Now, long-time readers will know that I do not place much faith in benchmarks but, for a new company, they do put a stake in the ground. So, who is EXASOL and what do they do?
To begin with, the name EXASOL derives from exabyte (1 million terabytes) and solutions. It is a German company whose founders were previously engaged in university research into parallel computing. What they have built is a hybrid column-based/in-memory data warehouse that can be delivered either pre-installed on appropriate hardware (the company has a number of partners, most notably Hitachi who will be reselling the EXASOL data warehouse in Japan) or simply as software.

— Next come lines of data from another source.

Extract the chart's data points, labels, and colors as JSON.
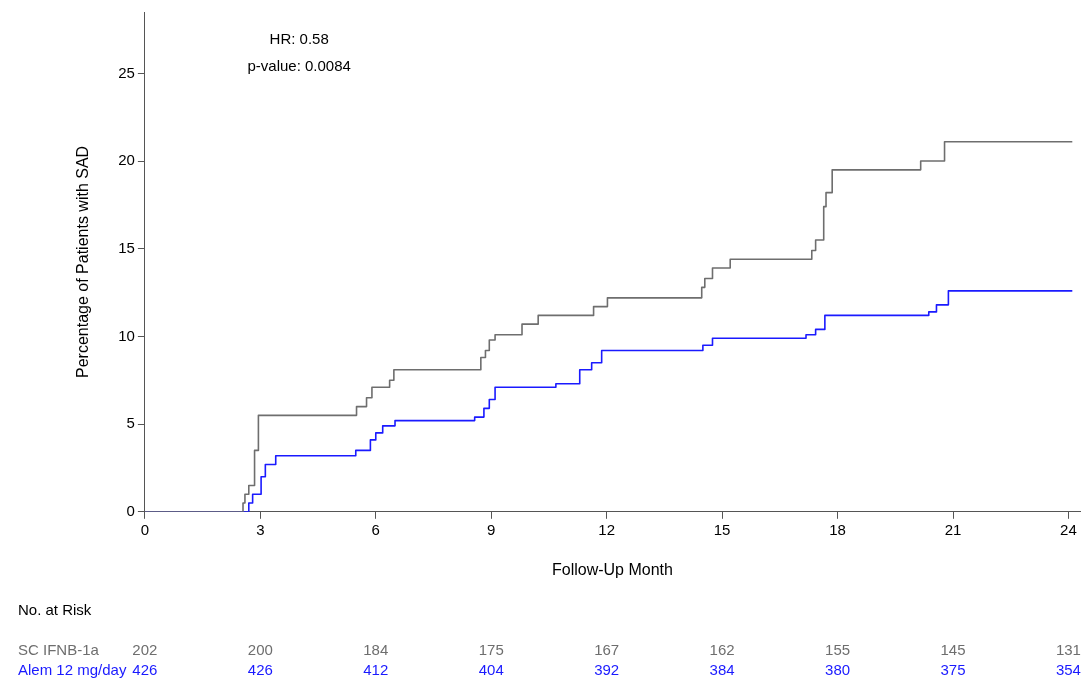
{
  "chart_data": {
    "type": "step",
    "xlabel": "Follow-Up Month",
    "ylabel": "Percentage of Patients with SAD",
    "xlim": [
      0,
      24.3
    ],
    "xticks": [
      0,
      3,
      6,
      9,
      12,
      15,
      18,
      21,
      24
    ],
    "ylim": [
      0,
      28.5
    ],
    "yticks": [
      0,
      5,
      10,
      15,
      20,
      25
    ],
    "grid": false,
    "legend": false,
    "marker": "none",
    "line_style": "solid",
    "series": [
      {
        "name": "SC IFNB-1a",
        "color": "#6e6e6e",
        "x": [
          0,
          2.55,
          2.6,
          2.7,
          2.85,
          2.95,
          5.5,
          5.76,
          5.9,
          6.36,
          6.47,
          8.73,
          8.85,
          8.95,
          9.1,
          9.8,
          10.22,
          11.66,
          12.02,
          14.47,
          14.55,
          14.75,
          15.21,
          17.33,
          17.43,
          17.64,
          17.7,
          17.86,
          20.16,
          20.78,
          24.1
        ],
        "values": [
          0,
          0.5,
          1.0,
          1.5,
          3.5,
          5.5,
          6.0,
          6.5,
          7.1,
          7.5,
          8.1,
          8.8,
          9.2,
          9.8,
          10.1,
          10.7,
          11.2,
          11.7,
          12.2,
          12.8,
          13.3,
          13.9,
          14.4,
          14.9,
          15.5,
          17.4,
          18.2,
          19.5,
          20.0,
          21.1,
          21.1
        ]
      },
      {
        "name": "Alem 12 mg/day",
        "color": "#1a1aff",
        "x": [
          0,
          2.7,
          2.8,
          3.02,
          3.13,
          3.4,
          5.48,
          5.86,
          6.0,
          6.18,
          6.5,
          8.57,
          8.81,
          8.95,
          9.1,
          10.68,
          11.3,
          11.61,
          11.87,
          14.5,
          14.75,
          17.18,
          17.43,
          17.67,
          20.37,
          20.57,
          20.88,
          24.1
        ],
        "values": [
          0,
          0.5,
          1.0,
          2.0,
          2.7,
          3.2,
          3.5,
          4.1,
          4.5,
          4.9,
          5.2,
          5.4,
          5.9,
          6.4,
          7.1,
          7.3,
          8.1,
          8.5,
          9.2,
          9.5,
          9.9,
          10.1,
          10.4,
          11.2,
          11.4,
          11.8,
          12.6,
          12.6
        ]
      }
    ],
    "annotations": [
      "HR: 0.58",
      "p-value: 0.0084",
      "No. at Risk",
      "202",
      "200",
      "184",
      "175",
      "167",
      "162",
      "155",
      "145",
      "131",
      "426",
      "426",
      "412",
      "404",
      "392",
      "384",
      "380",
      "375",
      "354"
    ]
  }
}
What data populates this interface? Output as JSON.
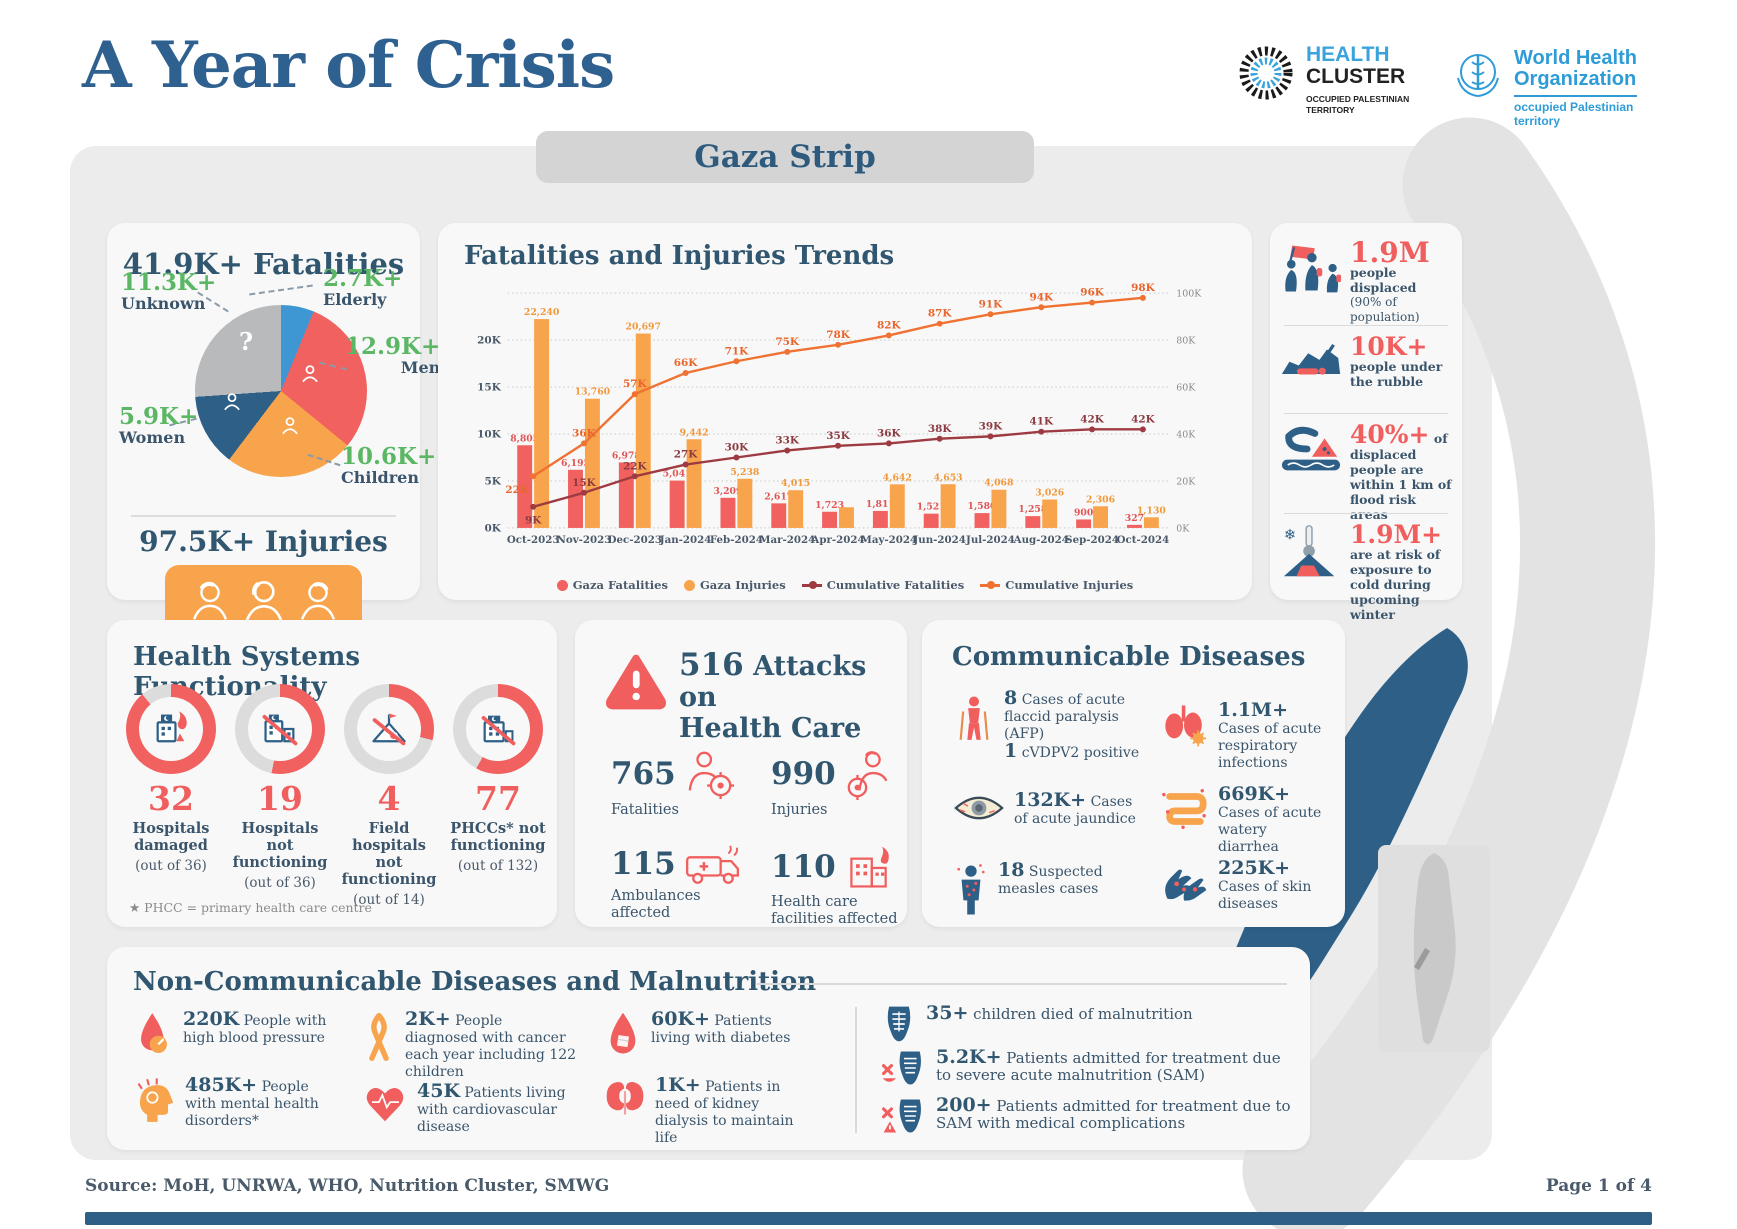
{
  "header": {
    "title": "A Year of Crisis",
    "banner": "Gaza Strip",
    "logos": {
      "health_cluster": {
        "name1": "HEALTH",
        "name2": "CLUSTER",
        "sub1": "OCCUPIED PALESTINIAN",
        "sub2": "TERRITORY"
      },
      "who": {
        "name1": "World Health",
        "name2": "Organization",
        "sub1": "occupied Palestinian",
        "sub2": "territory"
      }
    }
  },
  "fatalities_panel": {
    "number": "41.9K+",
    "label": "Fatalities",
    "slices": [
      {
        "label": "Elderly",
        "value": "2.7K+",
        "color": "#3e97d3",
        "pct": 6.2
      },
      {
        "label": "Men",
        "value": "12.9K+",
        "color": "#f0615f",
        "pct": 29.7
      },
      {
        "label": "Children",
        "value": "10.6K+",
        "color": "#f7a44c",
        "pct": 24.4
      },
      {
        "label": "Women",
        "value": "5.9K+",
        "color": "#2d5f87",
        "pct": 13.6
      },
      {
        "label": "Unknown",
        "value": "11.3K+",
        "color": "#b9babc",
        "pct": 26.1
      }
    ],
    "accent_color": "#5cb765",
    "injuries_number": "97.5K+",
    "injuries_label": "Injuries"
  },
  "chart_data": {
    "type": "bar+line",
    "title": "Fatalities and Injuries Trends",
    "categories": [
      "Oct-2023",
      "Nov-2023",
      "Dec-2023",
      "Jan-2024",
      "Feb-2024",
      "Mar-2024",
      "Apr-2024",
      "May-2024",
      "Jun-2024",
      "Jul-2024",
      "Aug-2024",
      "Sep-2024",
      "Oct-2024"
    ],
    "left_axis": {
      "ticks": [
        "0K",
        "5K",
        "10K",
        "15K",
        "20K"
      ],
      "max": 25000
    },
    "right_axis": {
      "ticks": [
        "0K",
        "20K",
        "40K",
        "60K",
        "80K",
        "100K"
      ],
      "max": 100
    },
    "grid": true,
    "legend_position": "bottom",
    "series": [
      {
        "name": "Gaza Fatalities",
        "type": "bar",
        "axis": "left",
        "color": "#f0615f",
        "label_color": "#e05555",
        "values": [
          8805,
          6195,
          6978,
          5041,
          3209,
          2617,
          1723,
          1811,
          1521,
          1580,
          1258,
          900,
          327
        ],
        "labels": [
          "8,805",
          "6,195",
          "6,978",
          "5,041",
          "3,209",
          "2,617",
          "1,723",
          "1,811",
          "1,521",
          "1,580",
          "1,258",
          "900",
          "327"
        ]
      },
      {
        "name": "Gaza Injuries",
        "type": "bar",
        "axis": "left",
        "color": "#f7a44c",
        "label_color": "#f0983a",
        "values": [
          22240,
          13760,
          20697,
          9442,
          5238,
          4015,
          2200,
          4642,
          4653,
          4068,
          3026,
          2306,
          1130
        ],
        "labels": [
          "22,240",
          "13,760",
          "20,697",
          "9,442",
          "5,238",
          "4,015",
          "",
          "4,642",
          "4,653",
          "4,068",
          "3,026",
          "2,306",
          "1,130"
        ]
      },
      {
        "name": "Cumulative Fatalities",
        "type": "line",
        "axis": "right",
        "color": "#9e3b42",
        "label_color": "#8c3b42",
        "values": [
          9,
          15,
          22,
          27,
          30,
          33,
          35,
          36,
          38,
          39,
          41,
          42,
          42
        ],
        "labels": [
          "9K",
          "15K",
          "22K",
          "27K",
          "30K",
          "33K",
          "35K",
          "36K",
          "38K",
          "39K",
          "41K",
          "42K",
          "42K"
        ]
      },
      {
        "name": "Cumulative Injuries",
        "type": "line",
        "axis": "right",
        "color": "#ef7233",
        "label_color": "#e8662c",
        "values": [
          22,
          36,
          57,
          66,
          71,
          75,
          78,
          82,
          87,
          91,
          94,
          96,
          98
        ],
        "labels": [
          "22K",
          "36K",
          "57K",
          "66K",
          "71K",
          "75K",
          "78K",
          "82K",
          "87K",
          "91K",
          "94K",
          "96K",
          "98K"
        ]
      }
    ]
  },
  "displacement_panel": {
    "items": [
      {
        "number": "1.9M",
        "text": "people displaced",
        "subtext": "(90% of population)",
        "icon": "displaced-people-icon"
      },
      {
        "number": "10K+",
        "text": "people under the rubble",
        "icon": "rubble-icon"
      },
      {
        "number": "40%+",
        "text": "of displaced people are within 1 km of flood risk areas",
        "icon": "flood-icon"
      },
      {
        "number": "1.9M+",
        "text": "are at risk of exposure to cold during upcoming winter",
        "icon": "cold-icon"
      }
    ]
  },
  "health_systems": {
    "title": "Health Systems Functionality",
    "items": [
      {
        "number": "32",
        "label": "Hospitals damaged",
        "sub": "(out of 36)",
        "pct": 89
      },
      {
        "number": "19",
        "label": "Hospitals not functioning",
        "sub": "(out of 36)",
        "pct": 53
      },
      {
        "number": "4",
        "label": "Field hospitals not functioning",
        "sub": "(out of 14)",
        "pct": 29
      },
      {
        "number": "77",
        "label": "PHCCs* not functioning",
        "sub": "(out of 132)",
        "pct": 58
      }
    ],
    "footnote": "★ PHCC = primary health care centre"
  },
  "attacks": {
    "number": "516",
    "title_line1": "Attacks on",
    "title_line2": "Health Care",
    "items": [
      {
        "number": "765",
        "label": "Fatalities",
        "icon": "doctor-target-icon"
      },
      {
        "number": "990",
        "label": "Injuries",
        "icon": "nurse-target-icon"
      },
      {
        "number": "115",
        "label": "Ambulances affected",
        "icon": "ambulance-icon"
      },
      {
        "number": "110",
        "label": "Health care facilities affected",
        "icon": "health-facility-icon"
      }
    ]
  },
  "communicable": {
    "title": "Communicable Diseases",
    "items": [
      {
        "number": "8",
        "text": "Cases of acute flaccid paralysis (AFP)",
        "number2": "1",
        "text2": "cVDPV2 positive",
        "icon": "afp-icon"
      },
      {
        "number": "1.1M+",
        "text": "Cases of acute respiratory infections",
        "icon": "lungs-icon"
      },
      {
        "number": "132K+",
        "text": "Cases of acute jaundice",
        "icon": "jaundice-eye-icon"
      },
      {
        "number": "669K+",
        "text": "Cases of acute watery diarrhea",
        "icon": "intestine-icon"
      },
      {
        "number": "18",
        "text": "Suspected measles cases",
        "icon": "measles-icon"
      },
      {
        "number": "225K+",
        "text": "Cases of skin diseases",
        "icon": "skin-diseases-icon"
      }
    ]
  },
  "ncd": {
    "title": "Non-Communicable Diseases and Malnutrition",
    "left_items": [
      {
        "number": "220K",
        "text": "People with high blood pressure",
        "icon": "blood-pressure-icon"
      },
      {
        "number": "485K+",
        "text": "People with mental health disorders*",
        "icon": "mental-health-icon"
      },
      {
        "number": "2K+",
        "text": "People diagnosed with cancer each year including 122 children",
        "icon": "cancer-ribbon-icon"
      },
      {
        "number": "45K",
        "text": "Patients living with cardiovascular disease",
        "icon": "heart-icon"
      },
      {
        "number": "60K+",
        "text": "Patients living with diabetes",
        "icon": "diabetes-icon"
      },
      {
        "number": "1K+",
        "text": "Patients in need of kidney dialysis to maintain life",
        "icon": "kidney-icon"
      }
    ],
    "right_items": [
      {
        "number": "35+",
        "text": "children died of malnutrition",
        "icon": "malnutrition-icon"
      },
      {
        "number": "5.2K+",
        "text": "Patients admitted for treatment due to severe acute malnutrition (SAM)",
        "icon": "sam-icon"
      },
      {
        "number": "200+",
        "text": "Patients admitted for treatment due to SAM with medical complications",
        "icon": "sam-complications-icon"
      }
    ]
  },
  "footer": {
    "source": "Source: MoH, UNRWA, WHO, Nutrition Cluster, SMWG",
    "page": "Page 1 of 4"
  },
  "colors": {
    "navy": "#34536e",
    "heading": "#2e5f8c",
    "red": "#f05e5e",
    "orange": "#f7a44c",
    "maroon": "#9e3b42",
    "green": "#5cb765",
    "bar_blue": "#2d5f87"
  }
}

From the columnar perspective, EXASOL hasn't, as far as I can see, done anything particularly clever: it compresses the data, it avoids the need for whole table scans or for pre-aggregating data, but all column-based databases do those things. However, the in-memory capability is interesting. When a query comes in the optimiser will determine whether this can be answered directly from the column-based storage in use or if it needs to create an index. In the latter case, it can either create look-up indexes or (multi-way) join indexes. These indexes (if explicit rather than implicit) will be saved onto disk (and updated as is appropriate) for subsequent re-use. However, in the short term they are also retained in-memory, along with the data that is retrieved (which applies regardless of whether you need an index or not) so that future queries can be answered directly from memory. Which, of course, raises the question of how much memory you can have?

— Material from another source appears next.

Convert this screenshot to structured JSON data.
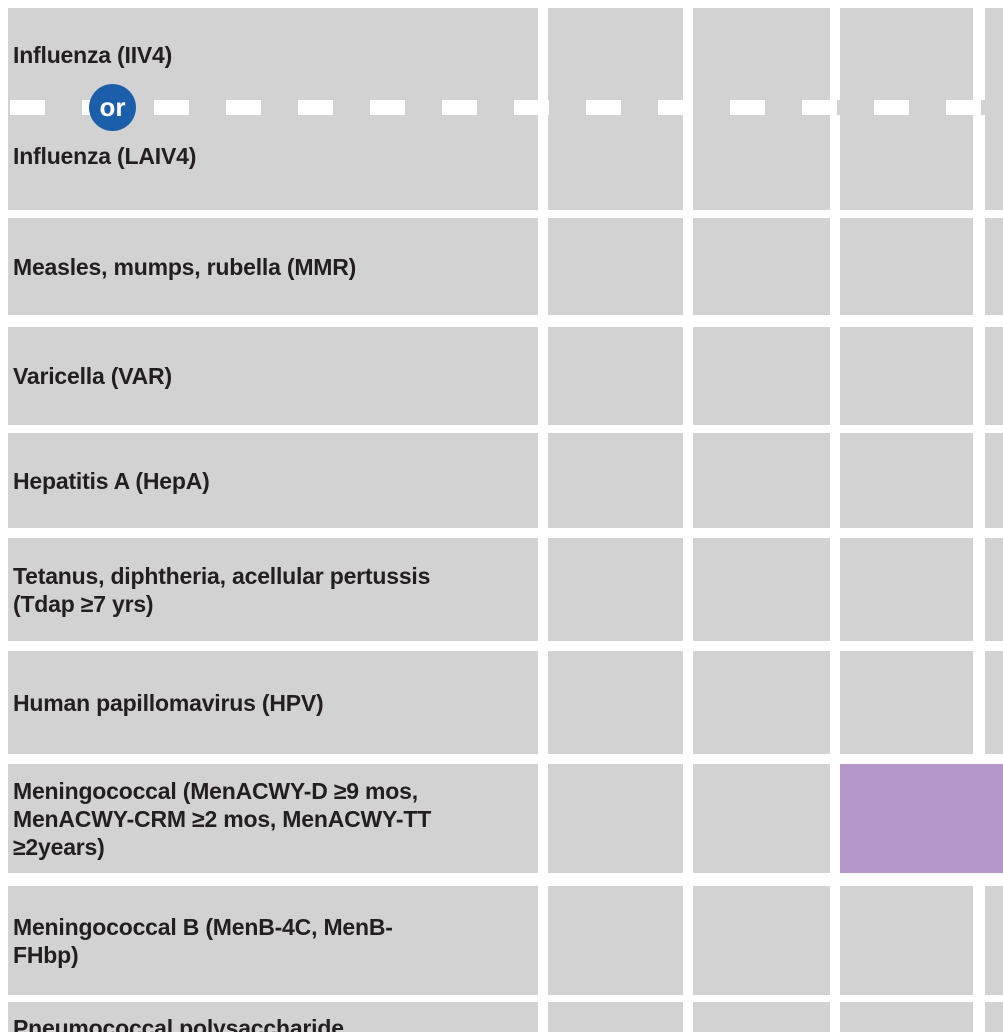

This leads me onto my next point, which is that EXASOL is a clustered solution. In fact, the data warehouse runs on top of EXACluster OS, which is the company's own operating system built on top of the Linux Kernel. I intend to discuss this (and clustering and grid technologies) in some detail in a future article so suffice it to say that separating the clustering software from the database has significant advantages. For example, the 3Tb benchmark that EXASOL will shortly be publishing was run on an 80 node cluster, which is far more than most databases that have clustering built-in. Indeed, EXASOL tells me that, in theory at least, there is no reason why you couldn't run a thousand node cluster.

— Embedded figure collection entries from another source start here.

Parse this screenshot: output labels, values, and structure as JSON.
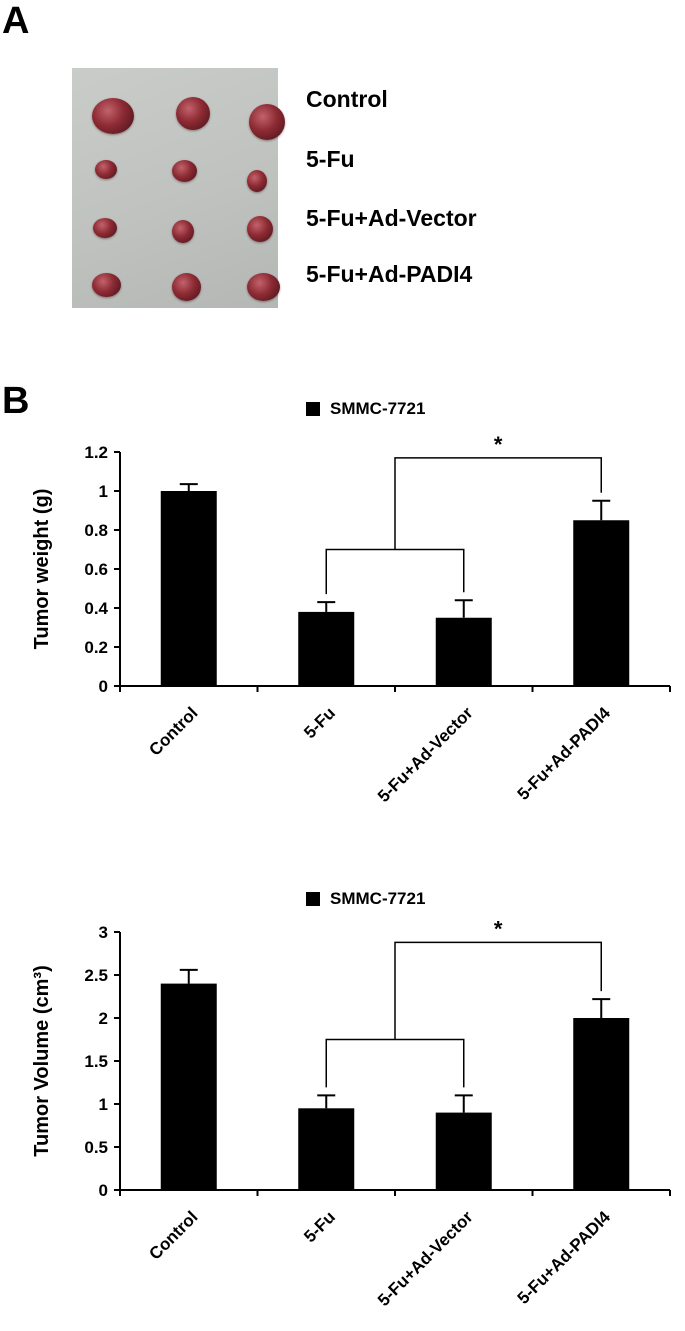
{
  "panel_a": {
    "label": "A",
    "groups": [
      {
        "name": "Control",
        "tumors": [
          {
            "x": 20,
            "y": 30,
            "w": 42,
            "h": 36
          },
          {
            "x": 104,
            "y": 29,
            "w": 34,
            "h": 33
          },
          {
            "x": 177,
            "y": 36,
            "w": 36,
            "h": 36
          }
        ]
      },
      {
        "name": "5-Fu",
        "tumors": [
          {
            "x": 23,
            "y": 92,
            "w": 22,
            "h": 19
          },
          {
            "x": 100,
            "y": 92,
            "w": 25,
            "h": 22
          },
          {
            "x": 175,
            "y": 102,
            "w": 20,
            "h": 22
          }
        ]
      },
      {
        "name": "5-Fu+Ad-Vector",
        "tumors": [
          {
            "x": 21,
            "y": 150,
            "w": 24,
            "h": 20
          },
          {
            "x": 100,
            "y": 152,
            "w": 22,
            "h": 23
          },
          {
            "x": 175,
            "y": 148,
            "w": 26,
            "h": 26
          }
        ]
      },
      {
        "name": "5-Fu+Ad-PADI4",
        "tumors": [
          {
            "x": 20,
            "y": 205,
            "w": 29,
            "h": 24
          },
          {
            "x": 100,
            "y": 205,
            "w": 29,
            "h": 28
          },
          {
            "x": 175,
            "y": 205,
            "w": 33,
            "h": 28
          }
        ]
      }
    ]
  },
  "panel_b": {
    "label": "B"
  },
  "chart_data": [
    {
      "type": "bar",
      "title": "",
      "legend": [
        "SMMC-7721"
      ],
      "legend_position": "top-center",
      "categories": [
        "Control",
        "5-Fu",
        "5-Fu+Ad-Vector",
        "5-Fu+Ad-PADI4"
      ],
      "series": [
        {
          "name": "SMMC-7721",
          "values": [
            1.0,
            0.38,
            0.35,
            0.85
          ],
          "errors": [
            0.035,
            0.05,
            0.09,
            0.1
          ]
        }
      ],
      "xlabel": "",
      "ylabel": "Tumor weight (g)",
      "ylim": [
        0,
        1.2
      ],
      "yticks": [
        "0",
        "0.2",
        "0.4",
        "0.6",
        "0.8",
        "1",
        "1.2"
      ],
      "grid": false,
      "significance": {
        "groups_compared": [
          "5-Fu",
          "5-Fu+Ad-Vector"
        ],
        "vs": "5-Fu+Ad-PADI4",
        "mark": "*"
      },
      "bar_color": "#000000"
    },
    {
      "type": "bar",
      "title": "",
      "legend": [
        "SMMC-7721"
      ],
      "legend_position": "top-center",
      "categories": [
        "Control",
        "5-Fu",
        "5-Fu+Ad-Vector",
        "5-Fu+Ad-PADI4"
      ],
      "series": [
        {
          "name": "SMMC-7721",
          "values": [
            2.4,
            0.95,
            0.9,
            2.0
          ],
          "errors": [
            0.16,
            0.15,
            0.2,
            0.22
          ]
        }
      ],
      "xlabel": "",
      "ylabel": "Tumor Volume (cm³)",
      "ylim": [
        0,
        3
      ],
      "yticks": [
        "0",
        "0.5",
        "1",
        "1.5",
        "2",
        "2.5",
        "3"
      ],
      "grid": false,
      "significance": {
        "groups_compared": [
          "5-Fu",
          "5-Fu+Ad-Vector"
        ],
        "vs": "5-Fu+Ad-PADI4",
        "mark": "*"
      },
      "bar_color": "#000000"
    }
  ]
}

Anyway, the point is that queries (and data) are distributed across the nodes in the cluster so that it is the total memory across all nodes that is the pertinent consideration. Of course, that does not mean that you have to have an 80 node system for a 3TB warehouse. Indeed, one of the company's existing customers has a four node system for a warehouse of this size: it depends on your query profile and performance requirements. In practice the company has tested systems with up to 5Tb of memory and it estimates current scalability up to around 50Tb of raw data.
With so many new data warehousing vendors entering the market there is the inevitable question of who will survive, because some surely will not. While I cannot give any guarantees, the partnership with Hitachi, in particular, should see EXASOL gain significant traction, which will give them a better chance than most.